“The holidays are times spent with our loved ones.” This has been imprinted on our psyche from a young age. Holidays mark the passage of time in our lives. They are part of the milestones we share with each other and they generally represent time spent with family. But since holidays are for being with those we love the most, how on earth can anyone be expected to cope with them when a loved one has died? For many people, this is the hardest part of grieving, when we miss our loved ones even more than usual. How can we celebrate togetherness when there is none?
When you lose someone special, your world lacks its celebratory qualities. Holidays magnify that loss. The sadness deepens and the loneliness can feel isolating. The need for support may be the greatest during the holidays. Pretending you don’t hurt and/or it isn’t a harder time of the year is just not the truth for you. But you can – and will – get through the holidays. Rather than avoiding the feelings of grief, lean into them. It is not the grief you want to avoid, it is the pain. No one can take that pain away, but grief is not just pain, grief is love.
There are a number of ways to incorporate your loved one and your loss into the holidays.
These are the biggest and usually most challenging of all. You can and will get through the Holidays. Rather than avoiding the feelings of grief, lean into them. It is not the grief you want to avoid, it is the pain. Grief is the way out of the pain. Grief is our internal feelings and mourning is our external expressions.
Have a Plan A/Plan B – Plan A is you go to that holiday dinner with family and friends and if it doesn’t feel right, have your plan B ready. Plan B may be watching a movie you both liked, or looking through a photo album, or going to a special place you went to together. Many people find that when they have Plan B in place, just knowing it is there is enough.
Cancel the holiday altogether. Yes, you can cancel the holiday. If you are going through the motions and feel nothing, cancel them. Take a year off. The holidays will come around again and will always be there. For other people, staying involved with the holidays is a symbol of life continuing. Let the holiday routine give you a framework during these tough times, and lean on a holiday support system.
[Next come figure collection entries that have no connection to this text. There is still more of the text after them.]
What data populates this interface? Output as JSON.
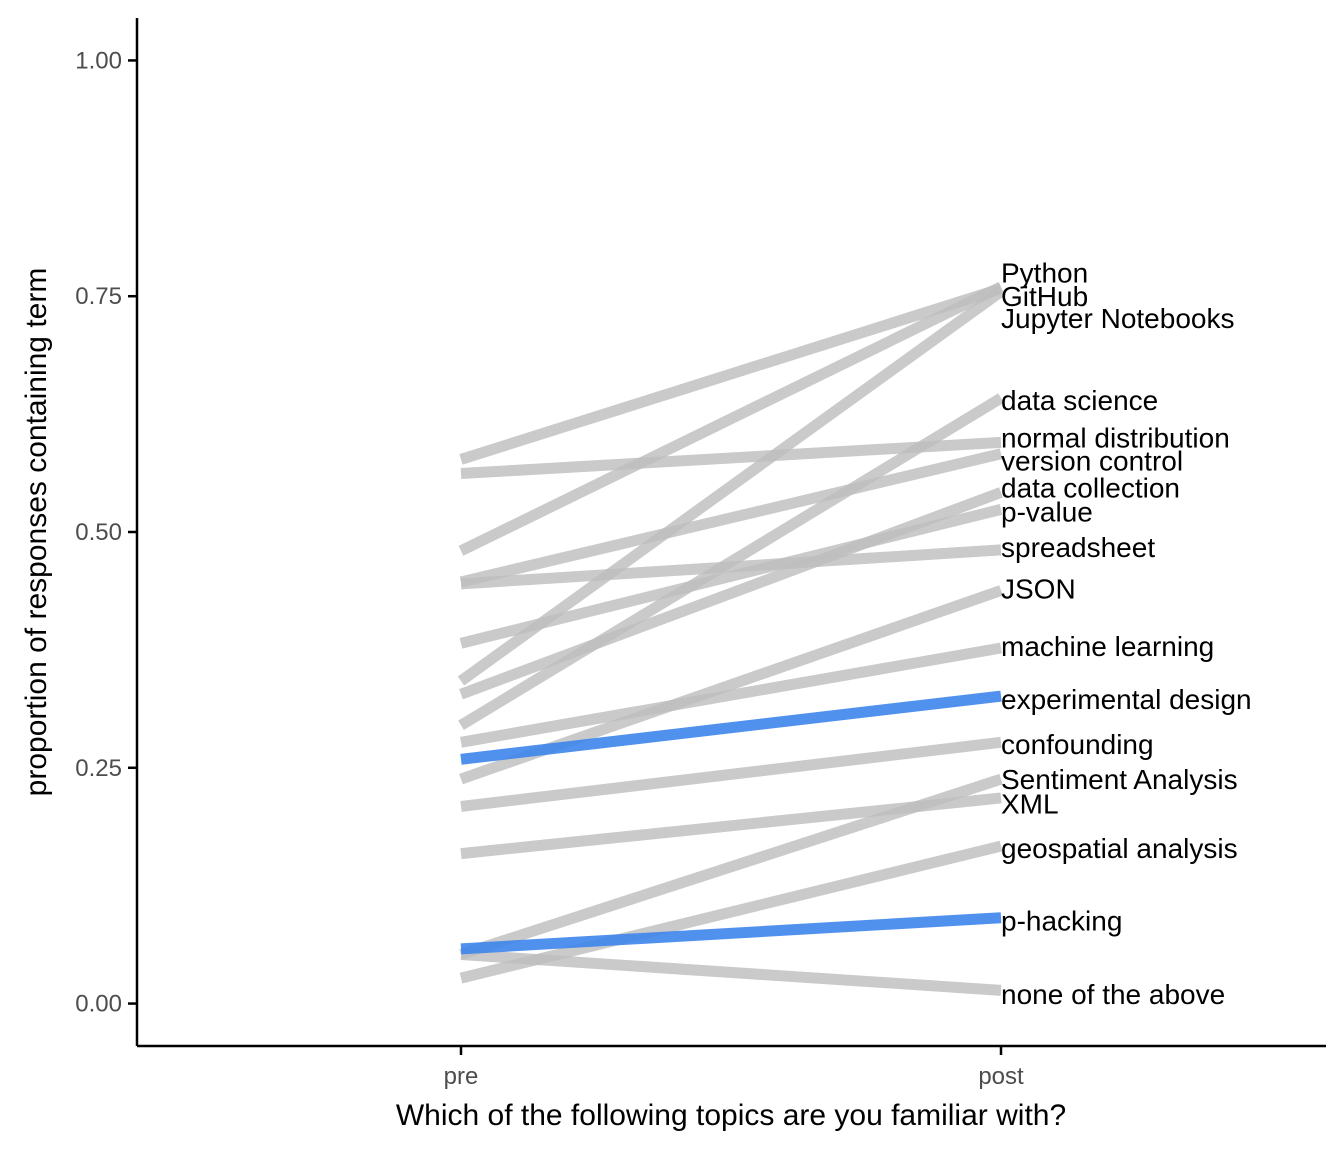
{
  "chart_data": {
    "type": "line",
    "title": "",
    "xlabel": "Which of the following topics are you familiar with?",
    "ylabel": "proportion of responses containing term",
    "categories": [
      "pre",
      "post"
    ],
    "ylim": [
      -0.045,
      1.045
    ],
    "yticks": [
      0.0,
      0.25,
      0.5,
      0.75,
      1.0
    ],
    "ytick_labels": [
      "0.00",
      "0.25",
      "0.50",
      "0.75",
      "1.00"
    ],
    "grid": false,
    "legend": "none",
    "colors": {
      "default": "#bdbdbd",
      "highlight": "#3d85ec"
    },
    "series": [
      {
        "name": "Python",
        "values": [
          0.577,
          0.758
        ],
        "highlight": false
      },
      {
        "name": "GitHub",
        "values": [
          0.342,
          0.755
        ],
        "highlight": false
      },
      {
        "name": "Jupyter Notebooks",
        "values": [
          0.48,
          0.76
        ],
        "highlight": false
      },
      {
        "name": "data science",
        "values": [
          0.295,
          0.642
        ],
        "highlight": false
      },
      {
        "name": "normal distribution",
        "values": [
          0.562,
          0.595
        ],
        "highlight": false
      },
      {
        "name": "version control",
        "values": [
          0.447,
          0.583
        ],
        "highlight": false
      },
      {
        "name": "data collection",
        "values": [
          0.328,
          0.542
        ],
        "highlight": false
      },
      {
        "name": "p-value",
        "values": [
          0.382,
          0.524
        ],
        "highlight": false
      },
      {
        "name": "spreadsheet",
        "values": [
          0.445,
          0.481
        ],
        "highlight": false
      },
      {
        "name": "JSON",
        "values": [
          0.238,
          0.438
        ],
        "highlight": false
      },
      {
        "name": "machine learning",
        "values": [
          0.277,
          0.377
        ],
        "highlight": false
      },
      {
        "name": "experimental design",
        "values": [
          0.259,
          0.326
        ],
        "highlight": true
      },
      {
        "name": "confounding",
        "values": [
          0.209,
          0.277
        ],
        "highlight": false
      },
      {
        "name": "Sentiment Analysis",
        "values": [
          0.052,
          0.238
        ],
        "highlight": false
      },
      {
        "name": "XML",
        "values": [
          0.159,
          0.218
        ],
        "highlight": false
      },
      {
        "name": "geospatial analysis",
        "values": [
          0.027,
          0.167
        ],
        "highlight": false
      },
      {
        "name": "p-hacking",
        "values": [
          0.058,
          0.091
        ],
        "highlight": true
      },
      {
        "name": "none of the above",
        "values": [
          0.052,
          0.014
        ],
        "highlight": false
      }
    ],
    "label_y_positions": [
      0.775,
      0.75,
      0.727,
      0.64,
      0.6,
      0.576,
      0.547,
      0.522,
      0.484,
      0.44,
      0.379,
      0.323,
      0.275,
      0.238,
      0.212,
      0.165,
      0.088,
      0.01
    ]
  }
}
Try the holidays in a new way. Grief has a unique way of giving us permission to evaluate what parts of the holidays we enjoy and what parts we don’t. Remember, there is no right or wrong way to handle the holidays in grief. You have to decide what is right for you and do it. You have every right to change your mind, even a few times. Friends and family members may not have a clue how to help you through this time of year, and you may not either.
It is very natural to feel you may never enjoy this time of year again. They will certainly never be the same as before your loved one’s death. However, in time, most people are able to find meaning again in the traditions as a new form of the holiday spirit grows inside of them. Even without grief, our friends and relatives often think they know how our holidays should look, what “the family” should and shouldn’t do.
Valentines Day is a day to honor our spouse, girlfriend / boyfriend or anyone we are romantically involved with in the present. The past can represent a hole in your heart where your loved one used to be.
Mother and Fathers Day are often thought of as an invisible sad day of mourning while many people are rushing around trying to get that perfect gift or make sure they remember to send mom / dad a card. There are over one hundred million Americans that for them, this is a sad day. Either because they have a mother or father who has died or a child has died.
It isn’t as important how you remember, you honor them by the fact that you remember.
Holidays are clearly some of the roughest terrains we navigate after a loss. Finding meaning in the loss is as individual as we are. We often say a part of us died with them, but finding meaning is also realizing a part of them still lives within us. What is vitally important is that we be present for the loss in whatever form the holidays do or don’t take. These holidays are part of the grieving journey that we must fully feel. They are usually very sad, but sometimes we may catch ourselves doing okay, and we may even have a brief moment of laughter. Now more than ever, be gentle with yourself. Don’t do more than you want, and don’t do anything that does not serve your soul, your loss, or the meaning that still lives within you.